For eliminating toxins
European doctors have used fennel oil externally to treat gout, as it helps flush waste products from the body. Add 4 drops of fennel oil to your warm bathwater before you get into the tub.
For conditioning your skin
A conditioning oil containing a few drops of fennel oil can prevent acne and help heal minor skin inflammations. It also has a mild firming effect on the skin that may restore muscle tone. Blend 1 drop of fennel oil in 2 tbsp. of sweet-almond oil and apply.
Fennel oil is one of the most effective aromatherapy oils for reducing bloating. Blend 2 drops of the oil in 1 ounce of sweet-almond oil. Gently rub your abdomen with the oil to ease swelling and gas.
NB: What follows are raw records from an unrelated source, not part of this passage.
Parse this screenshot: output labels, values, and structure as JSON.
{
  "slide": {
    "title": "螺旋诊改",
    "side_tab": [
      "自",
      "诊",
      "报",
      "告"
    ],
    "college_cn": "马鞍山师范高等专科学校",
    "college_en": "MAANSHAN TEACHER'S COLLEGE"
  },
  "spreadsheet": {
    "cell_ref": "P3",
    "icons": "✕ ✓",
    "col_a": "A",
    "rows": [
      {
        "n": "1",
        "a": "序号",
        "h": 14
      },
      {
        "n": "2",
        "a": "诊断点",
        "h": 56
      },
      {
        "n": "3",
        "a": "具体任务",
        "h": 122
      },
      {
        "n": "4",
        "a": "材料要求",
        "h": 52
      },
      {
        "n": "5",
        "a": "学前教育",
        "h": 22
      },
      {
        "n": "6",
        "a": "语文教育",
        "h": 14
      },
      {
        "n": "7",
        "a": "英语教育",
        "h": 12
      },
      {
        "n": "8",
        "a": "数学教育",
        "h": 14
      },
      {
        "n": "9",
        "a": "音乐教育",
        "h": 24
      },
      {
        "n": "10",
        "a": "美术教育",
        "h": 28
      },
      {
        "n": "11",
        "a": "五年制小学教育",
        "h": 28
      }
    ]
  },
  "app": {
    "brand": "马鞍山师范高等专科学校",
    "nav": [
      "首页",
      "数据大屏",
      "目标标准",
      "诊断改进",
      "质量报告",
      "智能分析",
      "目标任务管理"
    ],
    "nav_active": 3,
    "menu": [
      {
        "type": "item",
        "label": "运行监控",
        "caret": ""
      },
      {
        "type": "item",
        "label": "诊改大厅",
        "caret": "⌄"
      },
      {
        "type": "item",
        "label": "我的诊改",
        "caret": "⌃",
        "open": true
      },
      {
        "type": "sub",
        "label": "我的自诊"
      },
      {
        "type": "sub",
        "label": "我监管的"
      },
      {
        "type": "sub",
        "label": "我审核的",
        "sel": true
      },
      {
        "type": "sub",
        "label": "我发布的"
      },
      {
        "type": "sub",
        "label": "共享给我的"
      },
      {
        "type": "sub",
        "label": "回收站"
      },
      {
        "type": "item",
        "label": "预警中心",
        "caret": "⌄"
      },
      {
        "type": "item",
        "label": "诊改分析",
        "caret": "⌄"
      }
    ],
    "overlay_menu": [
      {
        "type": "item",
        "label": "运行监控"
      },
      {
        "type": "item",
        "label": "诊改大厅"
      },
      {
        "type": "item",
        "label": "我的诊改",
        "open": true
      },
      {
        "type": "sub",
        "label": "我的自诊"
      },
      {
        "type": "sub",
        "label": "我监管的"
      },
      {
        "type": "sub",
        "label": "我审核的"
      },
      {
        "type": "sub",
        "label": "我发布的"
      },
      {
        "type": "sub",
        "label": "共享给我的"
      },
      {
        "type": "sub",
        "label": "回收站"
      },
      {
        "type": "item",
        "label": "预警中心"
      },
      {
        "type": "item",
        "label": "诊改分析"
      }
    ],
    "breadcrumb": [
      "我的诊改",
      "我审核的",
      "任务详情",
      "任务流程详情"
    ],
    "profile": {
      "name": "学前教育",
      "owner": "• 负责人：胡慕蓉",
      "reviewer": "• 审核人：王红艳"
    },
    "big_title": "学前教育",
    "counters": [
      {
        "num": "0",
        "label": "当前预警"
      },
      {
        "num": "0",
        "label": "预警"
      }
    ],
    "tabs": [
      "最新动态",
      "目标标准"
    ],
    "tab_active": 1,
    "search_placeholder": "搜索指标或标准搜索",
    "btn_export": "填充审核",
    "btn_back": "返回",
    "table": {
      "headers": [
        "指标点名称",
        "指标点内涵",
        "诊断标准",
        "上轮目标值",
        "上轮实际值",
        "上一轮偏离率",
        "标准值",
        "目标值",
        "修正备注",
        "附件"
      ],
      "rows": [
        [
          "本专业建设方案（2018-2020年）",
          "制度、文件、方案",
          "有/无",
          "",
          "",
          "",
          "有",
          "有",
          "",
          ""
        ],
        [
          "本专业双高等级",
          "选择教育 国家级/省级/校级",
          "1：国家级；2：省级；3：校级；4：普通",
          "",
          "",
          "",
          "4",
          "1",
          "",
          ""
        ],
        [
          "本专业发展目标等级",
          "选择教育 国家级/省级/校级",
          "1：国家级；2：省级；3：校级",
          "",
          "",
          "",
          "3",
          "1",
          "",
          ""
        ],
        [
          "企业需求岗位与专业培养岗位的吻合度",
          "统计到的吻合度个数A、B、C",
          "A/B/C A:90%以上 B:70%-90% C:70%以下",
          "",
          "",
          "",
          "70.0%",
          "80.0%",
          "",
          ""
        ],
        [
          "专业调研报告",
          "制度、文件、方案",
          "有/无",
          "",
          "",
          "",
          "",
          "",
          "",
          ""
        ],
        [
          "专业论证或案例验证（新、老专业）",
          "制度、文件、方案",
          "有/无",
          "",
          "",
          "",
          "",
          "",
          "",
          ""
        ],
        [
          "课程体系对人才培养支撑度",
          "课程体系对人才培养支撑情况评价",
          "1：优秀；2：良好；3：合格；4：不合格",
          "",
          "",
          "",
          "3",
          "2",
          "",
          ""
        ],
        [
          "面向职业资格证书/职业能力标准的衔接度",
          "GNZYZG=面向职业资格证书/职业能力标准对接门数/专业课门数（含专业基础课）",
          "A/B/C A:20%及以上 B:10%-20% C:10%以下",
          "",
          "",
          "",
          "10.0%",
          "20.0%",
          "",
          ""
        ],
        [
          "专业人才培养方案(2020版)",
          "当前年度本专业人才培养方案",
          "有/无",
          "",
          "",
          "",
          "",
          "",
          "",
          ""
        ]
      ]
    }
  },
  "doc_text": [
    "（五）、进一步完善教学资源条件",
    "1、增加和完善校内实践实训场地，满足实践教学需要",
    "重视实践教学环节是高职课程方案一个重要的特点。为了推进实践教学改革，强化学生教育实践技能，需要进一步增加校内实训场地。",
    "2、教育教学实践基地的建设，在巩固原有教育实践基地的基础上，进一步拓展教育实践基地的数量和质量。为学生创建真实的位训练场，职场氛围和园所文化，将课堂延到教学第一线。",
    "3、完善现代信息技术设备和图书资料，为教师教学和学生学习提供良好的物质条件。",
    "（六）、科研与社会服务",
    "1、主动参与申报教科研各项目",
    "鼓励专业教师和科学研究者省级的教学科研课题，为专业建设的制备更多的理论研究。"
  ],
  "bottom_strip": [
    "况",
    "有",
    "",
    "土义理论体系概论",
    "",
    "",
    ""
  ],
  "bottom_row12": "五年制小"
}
Women with chapped, sore breasts from nursing can use fennel oil for the pain. Blend 3 drops of fennel oil, 2 oz. of avocado oil, 10 drops of rose-hip-seed and 2 drops of sandalwood oil. Rub into your skin after nursing (wash off before nursing again).
1 cup boiling water
1-2 tsp Fennel Seeds Crushed
Pour 1 cup of boiling water over 1-2 teaspoons of slightly
crushed fennel seeds,
cover, steep for 5 minutes, and strain. For extra flavor, add a fresh orange rind to your fennel tea.
Store dried fennel seeds in an airtight container and keep it in a cool
and dry location. They should remain good for six months. Place in the refrigerator and they will last longer.